A lateral valley extends about six miles from South Fork in a southeasterly direction, at the head of which was located the Conemaugh Lake reservoir, owned and used as a summer resort by the South Fork Hunting and Fishing Club of Pittsburg. In altitude this lake was about 275 feet above the Johnstown level, and it was about two and one-half miles long and one and one-half miles in its greatest width. In many places it was 100 feet deep, and it held a larger volume of water than any other reservoir in the United States. The dam that restrained the waters was nearly 1,000 feet in length, 110 feet in height, ninety feet thick at the base, and twenty-five feet wide at the top, which was used as a driveway. For ten years or more this dam was believed to be a standing menace to the Conemaugh valley in times of freshet, though fully equal to all ordinary emergencies. With a dam which was admitted to be structurally weak and with insufficient means of discharging a surplus volume, it was feared that it was only a matter of time before such a reservoir, situated in a region notorious for its freshets, would yield to the enormous pressure and send down its resistless waters like an avalanche to devastate the valley.

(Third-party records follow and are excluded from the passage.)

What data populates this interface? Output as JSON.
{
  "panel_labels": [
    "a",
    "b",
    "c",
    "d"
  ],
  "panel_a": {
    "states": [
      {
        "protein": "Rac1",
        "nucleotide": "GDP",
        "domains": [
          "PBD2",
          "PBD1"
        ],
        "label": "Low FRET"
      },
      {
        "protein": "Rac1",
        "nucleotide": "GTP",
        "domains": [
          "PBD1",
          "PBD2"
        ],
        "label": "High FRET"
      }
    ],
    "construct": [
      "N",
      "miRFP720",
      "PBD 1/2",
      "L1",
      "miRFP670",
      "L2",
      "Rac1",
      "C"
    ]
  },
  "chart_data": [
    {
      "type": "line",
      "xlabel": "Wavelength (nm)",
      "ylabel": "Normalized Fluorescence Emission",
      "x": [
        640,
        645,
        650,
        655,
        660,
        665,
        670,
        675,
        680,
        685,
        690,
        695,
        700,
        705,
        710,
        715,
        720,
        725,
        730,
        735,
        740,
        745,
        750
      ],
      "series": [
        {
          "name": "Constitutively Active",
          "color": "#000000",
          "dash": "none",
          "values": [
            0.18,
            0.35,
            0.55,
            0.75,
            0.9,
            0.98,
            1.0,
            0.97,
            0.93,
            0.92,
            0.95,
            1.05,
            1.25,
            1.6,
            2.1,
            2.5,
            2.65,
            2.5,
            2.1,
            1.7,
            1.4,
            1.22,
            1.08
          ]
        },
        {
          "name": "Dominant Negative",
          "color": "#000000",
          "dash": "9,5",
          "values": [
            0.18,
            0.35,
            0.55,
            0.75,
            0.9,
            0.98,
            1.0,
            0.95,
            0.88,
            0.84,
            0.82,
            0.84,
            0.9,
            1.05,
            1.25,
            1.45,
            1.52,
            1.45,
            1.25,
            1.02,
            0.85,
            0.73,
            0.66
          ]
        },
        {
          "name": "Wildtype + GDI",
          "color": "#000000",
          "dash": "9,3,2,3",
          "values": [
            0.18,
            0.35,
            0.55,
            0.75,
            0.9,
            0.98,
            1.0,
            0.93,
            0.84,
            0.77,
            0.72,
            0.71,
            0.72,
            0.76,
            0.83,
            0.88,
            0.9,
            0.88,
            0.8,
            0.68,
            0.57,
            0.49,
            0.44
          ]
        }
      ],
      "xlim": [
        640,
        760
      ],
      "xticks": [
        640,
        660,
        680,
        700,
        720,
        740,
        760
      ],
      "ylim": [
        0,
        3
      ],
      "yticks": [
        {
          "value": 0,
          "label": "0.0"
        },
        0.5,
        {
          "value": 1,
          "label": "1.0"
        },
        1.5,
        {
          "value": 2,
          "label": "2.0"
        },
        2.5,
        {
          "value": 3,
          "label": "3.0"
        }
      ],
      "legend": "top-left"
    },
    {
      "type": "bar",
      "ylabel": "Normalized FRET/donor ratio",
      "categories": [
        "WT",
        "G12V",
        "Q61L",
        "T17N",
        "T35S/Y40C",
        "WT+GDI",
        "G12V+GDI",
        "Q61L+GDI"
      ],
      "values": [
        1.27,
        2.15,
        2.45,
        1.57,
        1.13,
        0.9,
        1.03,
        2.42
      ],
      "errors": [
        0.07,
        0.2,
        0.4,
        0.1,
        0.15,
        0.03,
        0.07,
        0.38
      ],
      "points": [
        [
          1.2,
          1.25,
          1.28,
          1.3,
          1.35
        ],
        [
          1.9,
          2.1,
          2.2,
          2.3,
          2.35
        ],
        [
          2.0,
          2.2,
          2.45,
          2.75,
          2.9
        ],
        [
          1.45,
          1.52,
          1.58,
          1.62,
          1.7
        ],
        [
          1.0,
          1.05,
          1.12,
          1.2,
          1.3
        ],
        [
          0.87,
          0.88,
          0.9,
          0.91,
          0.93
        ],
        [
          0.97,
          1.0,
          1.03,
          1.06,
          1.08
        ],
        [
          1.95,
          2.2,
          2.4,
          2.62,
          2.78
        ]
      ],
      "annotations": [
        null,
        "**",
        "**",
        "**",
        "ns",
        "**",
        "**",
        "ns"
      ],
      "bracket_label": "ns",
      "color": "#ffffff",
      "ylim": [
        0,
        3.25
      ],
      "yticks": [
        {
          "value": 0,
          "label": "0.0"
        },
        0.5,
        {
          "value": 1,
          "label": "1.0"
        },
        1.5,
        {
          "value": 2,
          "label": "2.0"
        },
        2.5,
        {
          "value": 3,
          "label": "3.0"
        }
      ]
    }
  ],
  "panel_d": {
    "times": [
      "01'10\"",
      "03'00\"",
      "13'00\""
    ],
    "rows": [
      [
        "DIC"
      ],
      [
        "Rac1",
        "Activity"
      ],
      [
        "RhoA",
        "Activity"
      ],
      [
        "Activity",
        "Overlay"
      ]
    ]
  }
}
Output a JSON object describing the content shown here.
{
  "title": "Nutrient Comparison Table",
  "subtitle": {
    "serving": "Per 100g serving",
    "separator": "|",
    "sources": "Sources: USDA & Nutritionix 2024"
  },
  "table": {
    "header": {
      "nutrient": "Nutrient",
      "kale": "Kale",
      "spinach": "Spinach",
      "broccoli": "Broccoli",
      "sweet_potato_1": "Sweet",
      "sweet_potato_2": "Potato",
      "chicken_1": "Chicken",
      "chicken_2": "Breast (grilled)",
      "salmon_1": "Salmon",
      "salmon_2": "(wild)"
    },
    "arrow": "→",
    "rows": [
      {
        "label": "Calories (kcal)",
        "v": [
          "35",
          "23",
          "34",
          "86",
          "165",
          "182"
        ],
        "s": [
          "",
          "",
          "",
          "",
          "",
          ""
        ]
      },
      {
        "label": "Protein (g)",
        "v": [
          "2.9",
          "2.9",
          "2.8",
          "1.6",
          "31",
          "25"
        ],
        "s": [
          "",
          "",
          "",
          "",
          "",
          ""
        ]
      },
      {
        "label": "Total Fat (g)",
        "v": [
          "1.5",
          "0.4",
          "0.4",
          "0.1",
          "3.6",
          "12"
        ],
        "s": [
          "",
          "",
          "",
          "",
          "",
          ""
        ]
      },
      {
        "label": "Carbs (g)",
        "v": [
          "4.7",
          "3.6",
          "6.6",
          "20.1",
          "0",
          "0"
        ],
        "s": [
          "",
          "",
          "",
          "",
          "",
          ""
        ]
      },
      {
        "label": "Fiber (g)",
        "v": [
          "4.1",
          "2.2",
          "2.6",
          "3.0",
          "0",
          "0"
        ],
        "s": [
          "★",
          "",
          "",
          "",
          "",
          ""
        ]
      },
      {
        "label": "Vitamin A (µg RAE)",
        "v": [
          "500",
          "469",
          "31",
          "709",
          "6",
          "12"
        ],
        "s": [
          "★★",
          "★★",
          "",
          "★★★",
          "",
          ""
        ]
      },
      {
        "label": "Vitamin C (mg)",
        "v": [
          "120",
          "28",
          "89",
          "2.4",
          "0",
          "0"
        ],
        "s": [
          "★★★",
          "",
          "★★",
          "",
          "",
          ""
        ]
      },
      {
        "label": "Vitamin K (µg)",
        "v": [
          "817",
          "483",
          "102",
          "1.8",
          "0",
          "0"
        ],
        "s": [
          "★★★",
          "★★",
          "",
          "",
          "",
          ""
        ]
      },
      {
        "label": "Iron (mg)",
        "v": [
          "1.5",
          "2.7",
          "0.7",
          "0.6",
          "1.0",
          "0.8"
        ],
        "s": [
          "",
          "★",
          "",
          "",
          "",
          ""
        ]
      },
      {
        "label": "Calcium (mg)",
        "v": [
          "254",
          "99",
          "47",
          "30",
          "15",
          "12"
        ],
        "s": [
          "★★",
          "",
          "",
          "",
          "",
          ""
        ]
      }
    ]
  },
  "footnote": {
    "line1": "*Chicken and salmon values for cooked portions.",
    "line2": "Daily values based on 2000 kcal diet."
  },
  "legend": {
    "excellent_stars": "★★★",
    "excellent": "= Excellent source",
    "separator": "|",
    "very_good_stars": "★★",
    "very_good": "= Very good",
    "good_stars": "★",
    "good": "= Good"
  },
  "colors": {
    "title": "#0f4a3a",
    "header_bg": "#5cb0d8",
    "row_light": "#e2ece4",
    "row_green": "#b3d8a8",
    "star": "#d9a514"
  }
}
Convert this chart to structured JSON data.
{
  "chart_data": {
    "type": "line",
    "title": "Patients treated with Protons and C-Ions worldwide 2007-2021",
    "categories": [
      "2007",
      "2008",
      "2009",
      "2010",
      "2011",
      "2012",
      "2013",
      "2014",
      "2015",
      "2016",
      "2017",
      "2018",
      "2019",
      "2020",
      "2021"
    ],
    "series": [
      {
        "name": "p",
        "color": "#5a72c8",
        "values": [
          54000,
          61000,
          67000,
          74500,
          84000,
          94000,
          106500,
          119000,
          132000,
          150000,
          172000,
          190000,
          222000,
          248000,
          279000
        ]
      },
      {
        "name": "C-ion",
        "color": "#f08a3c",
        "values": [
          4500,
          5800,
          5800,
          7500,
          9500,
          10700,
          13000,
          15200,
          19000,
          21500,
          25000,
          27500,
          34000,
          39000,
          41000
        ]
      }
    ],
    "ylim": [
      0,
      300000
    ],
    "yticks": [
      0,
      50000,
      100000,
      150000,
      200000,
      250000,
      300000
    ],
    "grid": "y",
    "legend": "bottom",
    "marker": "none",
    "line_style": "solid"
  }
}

This is precisely what it did do. A break came at three o’clock in the afternoon of May 31, caused by protracted rains, which raised the level of the lake. Men were at once put to work to open a sluice-way to ease the pressure, but all attempts were in vain. Two hours before the break came, the threatened danger had been reported in Johnstown, but little attention was paid to it, on the ground that similar alarms had previously proved ill-founded. There is no question that ample warning was given and that all the people in the valley could have escaped had they acted promptly.